遠くからお越し頂く方々を案内する先なのだけど、最近は東山が多い。薄暗い表通りに仄かな火が灯る風情はなにものにも代え難い雰囲気があり、とりわけ冬、雨や雪で濡れる通りに灯火が流れるさまは美しい。お客には何よりもそれが美味しいので、店の手前でクルマを降りて、少し歩いてから店にお連れすることにしている。雨や雪模様でも。大概は太平洋側の方々なので、雨雪も馳走。カルファオルニアから来た方々なんかは悪天候を本当に楽しんでおられた。
この1週間は毎日呑んでいたのだけど、東山は4日ほど出かけた。典型的な北陸の冬。この数日は素敵な具合の荒れ模様だった。獅子起こしもあれば、雨降るなかにも月が照らしたりする。
日が一番短い時節なので5時頃にはすっかり暗くなっている。傘をさしてお客を案内して茶屋街を歩いていたら妙に明るい。見上げれば明るい月が照らしている。客を放り出して、暫し見とれてしまった。なんだかとても懐かしい気持ちになった。
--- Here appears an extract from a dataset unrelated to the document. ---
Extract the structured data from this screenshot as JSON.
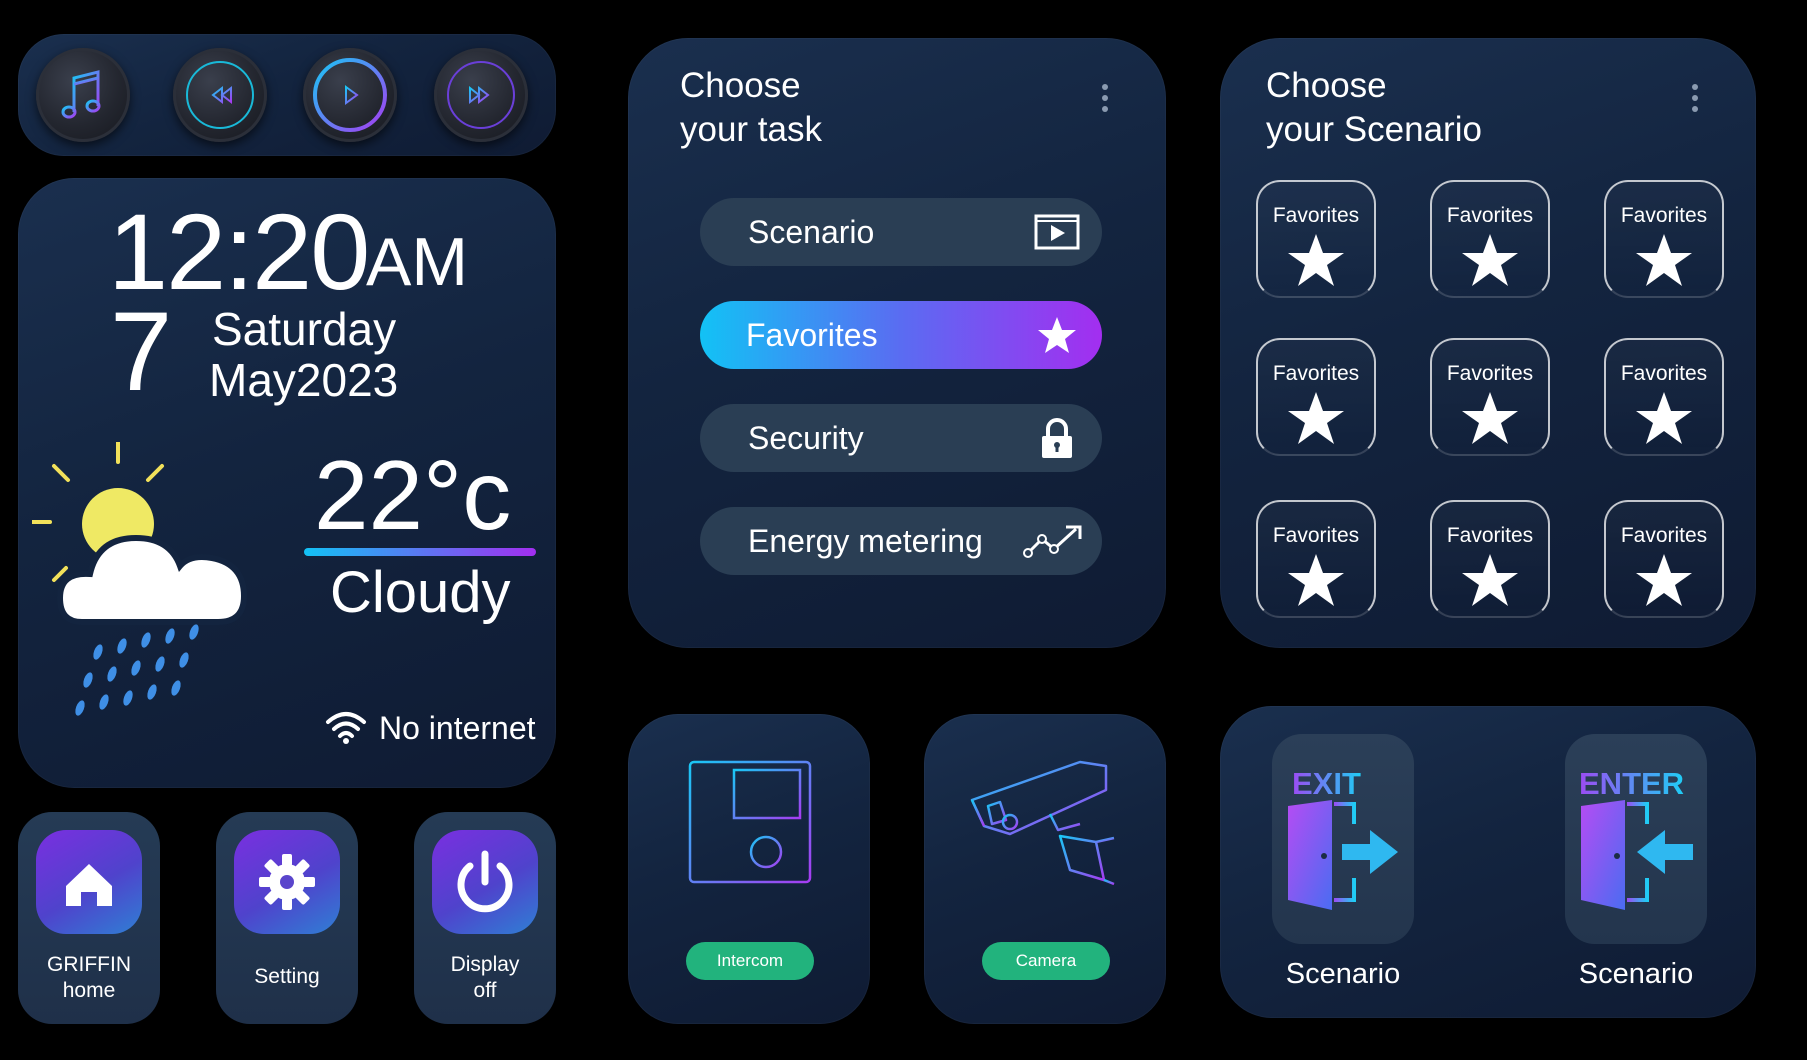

雨や雪交じりなのだけど、雲の流れがとても速い。だから時折,雨に当たりながら満ちつつある月が雲間に浮かんだりする。呑み始めの時間はまだまだ高いところにあるのだけど。雨模様の東山の上を照らす月は明るい。
こんな通りを歩くだけで友人たちの気持ちが昂ぶる様子がよくわかる。それが楽しいから東山に連れて行くのだ。ボクは新しい店を貪欲に探すほうではなくて、テキトウに居心地の良い店をみつけたら何回も出かけるタチ。今回お世話になった店は3店。記憶をたどったら、どの店も2回づつ使っていた。
食事は観音坂の通りに看板が出ている「れのん」。内装はスナック風なのだけど、料理が美味しいので気楽に出かけている。
二次会には茶屋街の端っこの「照葉」。古い置屋の建屋にカウンタをしつらえたワインバー。元芸妓の女将の所作がきれいで、お客によろこんで貰える。
今回初めて行ったのは「輝」。浅野川大橋から川沿いに下流側へ少し歩く。
最近遊んでくれる年若き友人J君から随分誘われていた。それで思いだして出かけた。綺麗な内装の店で、カウンタの正面に大きな屏風。接客の具合がとても良くて、お客にも随分よろこんでもらえた。(J君、先に行ってスミマセン。早々に一緒に行こう)
ここまで書いて、評判を聞いた「一葉」に行っていないことに気がついた。それにまだ行っていない店がまだまだ。誰か金澤初心者のボクに教えてください。とか書きながら、実に久々の何もない土曜日をのんびりと音楽を聴いて過ごしているのだ。